Burke & Herbert Bank Reports First-Quarter Earnings
Alexandria, VA, May 20 – Burke & Herbert Bank posted net income of nearly $8.1 million for the first quarter of 2015, 6.2% higher than the Bank's net income in the same quarter in the year prior.
First-quarter results for 2015 reflect a healthy start to the year, with improvements recorded in both net interest income and non-interest income when compared to the same quarter one year ago.
Net interest income for the quarter totaled $22.8 million, 197-thousand, or 0.9% ahead of the same quarter last year, driven by lower interest paid on deposits and other borrowed funds, and a reduction in the provision for loan losses, reflecting the strength of the Bank's loan portfolio.
Non-interest income for the first quarter totaled more than $3.0 million, a 9.2% increase over the same period one year ago, driven by the Bank's growing Wealth Management and Trust businesses; the volume of new consumer mortgage loans closed during the first quarter of 2015, which exceeded the amount closed in the same quarter last year, and sustained growth in income from debit card usage as more and more checking account customers turn to the convenience of using their Burke & Herbert Bank Visa® Debit Cards to make purchases.

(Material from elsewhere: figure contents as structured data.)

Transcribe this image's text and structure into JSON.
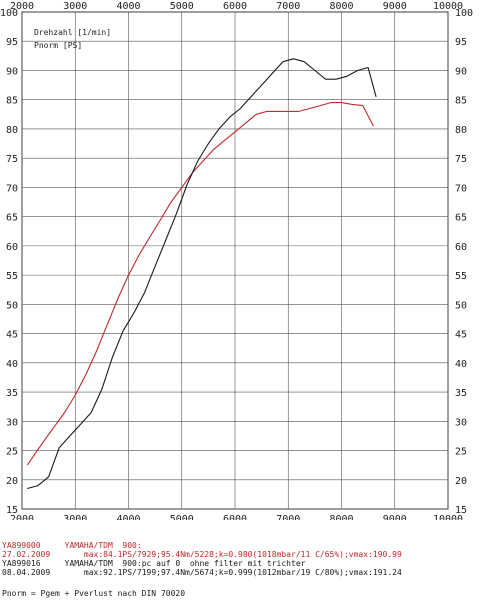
{
  "chart_data": {
    "type": "line",
    "x_label": "Drehzahl [1/min]",
    "y_label": "Pnorm [PS]",
    "xlim": [
      2000,
      10000
    ],
    "ylim": [
      15,
      100
    ],
    "x_ticks": [
      2000,
      3000,
      4000,
      5000,
      6000,
      7000,
      8000,
      9000,
      10000
    ],
    "y_ticks": [
      15,
      20,
      25,
      30,
      35,
      40,
      45,
      50,
      55,
      60,
      65,
      70,
      75,
      80,
      85,
      90,
      95,
      100
    ],
    "grid": true,
    "series": [
      {
        "id": "YA899000",
        "color": "#c0282c",
        "x": [
          2100,
          2400,
          2800,
          3000,
          3200,
          3400,
          3600,
          3800,
          4000,
          4200,
          4400,
          4600,
          4800,
          5000,
          5200,
          5400,
          5600,
          5800,
          6000,
          6200,
          6400,
          6600,
          6800,
          7000,
          7200,
          7400,
          7600,
          7800,
          8000,
          8200,
          8400,
          8600
        ],
        "y": [
          22.5,
          26.5,
          31.5,
          34.5,
          38,
          42,
          46.5,
          51,
          55,
          58.5,
          61.5,
          64.5,
          67.5,
          70,
          72.5,
          74.5,
          76.5,
          78,
          79.5,
          81,
          82.5,
          83,
          83,
          83,
          83,
          83.5,
          84,
          84.5,
          84.5,
          84.2,
          84,
          80.5
        ]
      },
      {
        "id": "YA899016",
        "color": "#1a1a1a",
        "x": [
          2100,
          2300,
          2500,
          2700,
          2900,
          3100,
          3300,
          3500,
          3700,
          3900,
          4100,
          4300,
          4500,
          4700,
          4900,
          5100,
          5300,
          5500,
          5700,
          5900,
          6100,
          6300,
          6500,
          6700,
          6900,
          7100,
          7300,
          7500,
          7700,
          7900,
          8100,
          8300,
          8500,
          8650
        ],
        "y": [
          18.5,
          19,
          20.5,
          25.5,
          27.5,
          29.5,
          31.5,
          35.5,
          41,
          45.5,
          48.5,
          52,
          56.5,
          61,
          65.5,
          70.5,
          74.5,
          77.5,
          80,
          82,
          83.5,
          85.5,
          87.5,
          89.5,
          91.5,
          92,
          91.5,
          90,
          88.5,
          88.5,
          89,
          90,
          90.5,
          85.5
        ]
      }
    ]
  },
  "header": {
    "line1": "Drehzahl [1/min]",
    "line2": "Pnorm [PS]"
  },
  "footer": {
    "run1_id": "YA899000",
    "run1_vehicle": "YAMAHA/TDM  900:",
    "run1_date": "27.02.2009",
    "run1_stats": "max:84.1PS/7929;95.4Nm/5228;k=0.980(1018mbar/11 C/65%);vmax:190.99",
    "run2_id": "YA899016",
    "run2_vehicle": "YAMAHA/TDM  900:pc auf 0  ohne filter mit trichter",
    "run2_date": "08.04.2009",
    "run2_stats": "max:92.1PS/7199;97.4Nm/5674;k=0.999(1012mbar/19 C/80%);vmax:191.24",
    "formula": "Pnorm = Pgem + Pverlust nach DIN 70020"
  }
}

As of March 31, total deposits stood at $2.21 billion. While slightly lower than on the same date one year ago, total deposits have grown by 2.8% since the end of 2014, reflecting a positive trend for the first three months of 2015.

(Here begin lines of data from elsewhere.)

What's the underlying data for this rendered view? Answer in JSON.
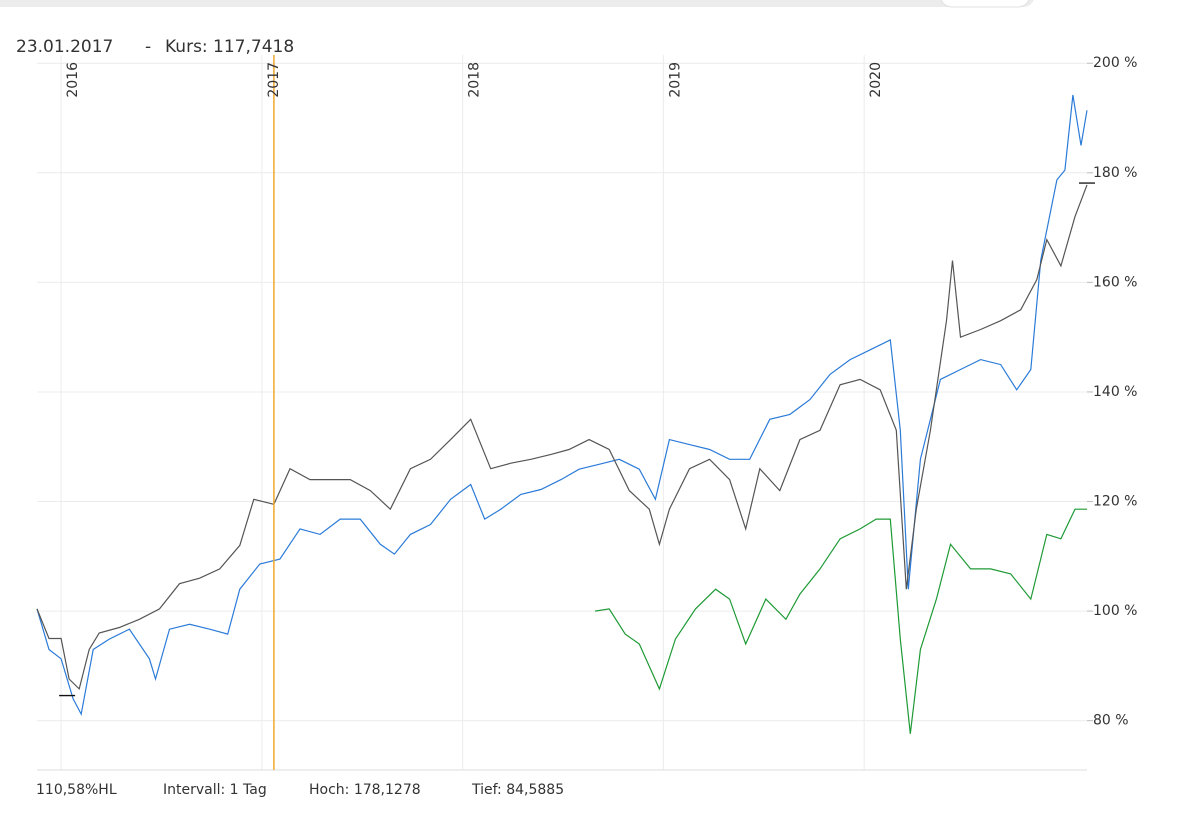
{
  "chart_data": {
    "type": "line",
    "crosshair": {
      "date_label": "23.01.2017",
      "value_label": "Kurs: 117,7418",
      "x": 2017.06,
      "color": "#f0a830"
    },
    "footer": {
      "scale_label": "110,58%HL",
      "interval_label": "Intervall: 1 Tag"
    },
    "high": {
      "label": "Hoch: 178,1278",
      "value": 178.1278,
      "x": 2021.11
    },
    "low": {
      "label": "Tief: 84,5885",
      "value": 84.5885,
      "x": 2016.03
    },
    "xlim": [
      2015.88,
      2021.11
    ],
    "xticks": [
      2016,
      2017,
      2018,
      2019,
      2020
    ],
    "ylim": [
      71,
      201.5
    ],
    "yticks": [
      {
        "value": 80,
        "label": "80 %"
      },
      {
        "value": 100,
        "label": "100 %"
      },
      {
        "value": 120,
        "label": "120 %"
      },
      {
        "value": 140,
        "label": "140 %"
      },
      {
        "value": 160,
        "label": "160 %"
      },
      {
        "value": 180,
        "label": "180 %"
      },
      {
        "value": 200,
        "label": "200 %"
      }
    ],
    "grid": true,
    "series": [
      {
        "color": "#2b7bd8",
        "x": [
          2015.88,
          2015.94,
          2016.0,
          2016.06,
          2016.1,
          2016.16,
          2016.24,
          2016.34,
          2016.44,
          2016.47,
          2016.54,
          2016.64,
          2016.74,
          2016.83,
          2016.89,
          2016.99,
          2017.09,
          2017.19,
          2017.29,
          2017.39,
          2017.49,
          2017.59,
          2017.66,
          2017.74,
          2017.84,
          2017.94,
          2018.04,
          2018.11,
          2018.19,
          2018.29,
          2018.39,
          2018.49,
          2018.58,
          2018.68,
          2018.78,
          2018.88,
          2018.96,
          2019.03,
          2019.13,
          2019.23,
          2019.33,
          2019.43,
          2019.53,
          2019.63,
          2019.73,
          2019.83,
          2019.93,
          2020.03,
          2020.13,
          2020.18,
          2020.22,
          2020.28,
          2020.38,
          2020.48,
          2020.58,
          2020.68,
          2020.76,
          2020.83,
          2020.88,
          2020.96,
          2021.0,
          2021.04,
          2021.08,
          2021.11
        ],
        "values": [
          100.4,
          93,
          91.3,
          84,
          81.2,
          93,
          94.9,
          96.7,
          91.3,
          87.6,
          96.7,
          97.6,
          96.7,
          95.8,
          104,
          108.6,
          109.5,
          115,
          114,
          116.8,
          116.8,
          112.2,
          110.4,
          114,
          115.8,
          120.4,
          123.1,
          116.8,
          118.6,
          121.3,
          122.2,
          124,
          125.9,
          126.8,
          127.7,
          125.9,
          120.4,
          131.3,
          130.4,
          129.5,
          127.7,
          127.7,
          135,
          135.9,
          138.6,
          143.2,
          145.9,
          147.7,
          149.5,
          133,
          104,
          127.7,
          142.3,
          144.1,
          145.9,
          145,
          140.4,
          144.1,
          164.1,
          178.7,
          180.5,
          194.2,
          185,
          191.4
        ]
      },
      {
        "color": "#555555",
        "x": [
          2015.88,
          2015.94,
          2016.0,
          2016.04,
          2016.09,
          2016.14,
          2016.19,
          2016.29,
          2016.39,
          2016.49,
          2016.59,
          2016.69,
          2016.79,
          2016.89,
          2016.96,
          2017.06,
          2017.14,
          2017.24,
          2017.34,
          2017.44,
          2017.54,
          2017.64,
          2017.74,
          2017.84,
          2017.94,
          2018.04,
          2018.14,
          2018.24,
          2018.34,
          2018.44,
          2018.53,
          2018.63,
          2018.73,
          2018.83,
          2018.93,
          2018.98,
          2019.03,
          2019.13,
          2019.23,
          2019.33,
          2019.41,
          2019.48,
          2019.58,
          2019.68,
          2019.78,
          2019.88,
          2019.98,
          2020.08,
          2020.16,
          2020.21,
          2020.26,
          2020.33,
          2020.41,
          2020.44,
          2020.48,
          2020.58,
          2020.68,
          2020.78,
          2020.86,
          2020.91,
          2020.98,
          2021.05,
          2021.11
        ],
        "values": [
          100.4,
          95,
          95,
          87.6,
          85.8,
          93,
          96,
          97,
          98.5,
          100.4,
          105,
          106,
          107.7,
          112,
          120.4,
          119.5,
          126,
          124,
          124,
          124,
          122,
          118.6,
          126,
          127.7,
          131.3,
          135,
          126,
          127,
          127.7,
          128.6,
          129.5,
          131.3,
          129.5,
          122,
          118.6,
          112.2,
          118.6,
          126,
          127.7,
          124,
          115,
          126,
          122,
          131.3,
          133,
          141.3,
          142.3,
          140.4,
          133,
          104,
          118.6,
          133,
          153,
          164,
          150,
          151.4,
          153,
          155,
          160.5,
          167.8,
          163,
          172,
          177.8
        ]
      },
      {
        "color": "#1e9a35",
        "x": [
          2018.66,
          2018.73,
          2018.81,
          2018.88,
          2018.98,
          2019.06,
          2019.16,
          2019.26,
          2019.33,
          2019.41,
          2019.51,
          2019.61,
          2019.68,
          2019.78,
          2019.88,
          2019.98,
          2020.06,
          2020.13,
          2020.18,
          2020.23,
          2020.28,
          2020.36,
          2020.43,
          2020.53,
          2020.63,
          2020.73,
          2020.83,
          2020.91,
          2020.98,
          2021.05,
          2021.11
        ],
        "values": [
          100,
          100.4,
          95.8,
          94,
          85.8,
          94.9,
          100.4,
          104,
          102.2,
          94,
          102.2,
          98.5,
          103.1,
          107.7,
          113.2,
          115,
          116.8,
          116.8,
          94.9,
          77.6,
          93,
          102.2,
          112.2,
          107.7,
          107.7,
          106.8,
          102.2,
          114,
          113.2,
          118.6,
          118.6
        ]
      }
    ]
  }
}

To read the results in detail, download a copy of our First Quarter 2015 Earnings Report.
Burke & Herbert Bank, established in 1852, is the oldest bank in the Commonwealth of Virginia and the oldest continuously operating bank in the Washington, D.C. area. The Bank offers a full range of personal and business banking products along with investment accounts and trust and wealth management products and services. Burke & Herbert Bank is headquartered in Alexandria and operates 25 branches in Northern Virginia.
Trust products and services are not deposits, are not insured by the FDIC or any other government agency, are not guaranteed by the Bank and may lose value.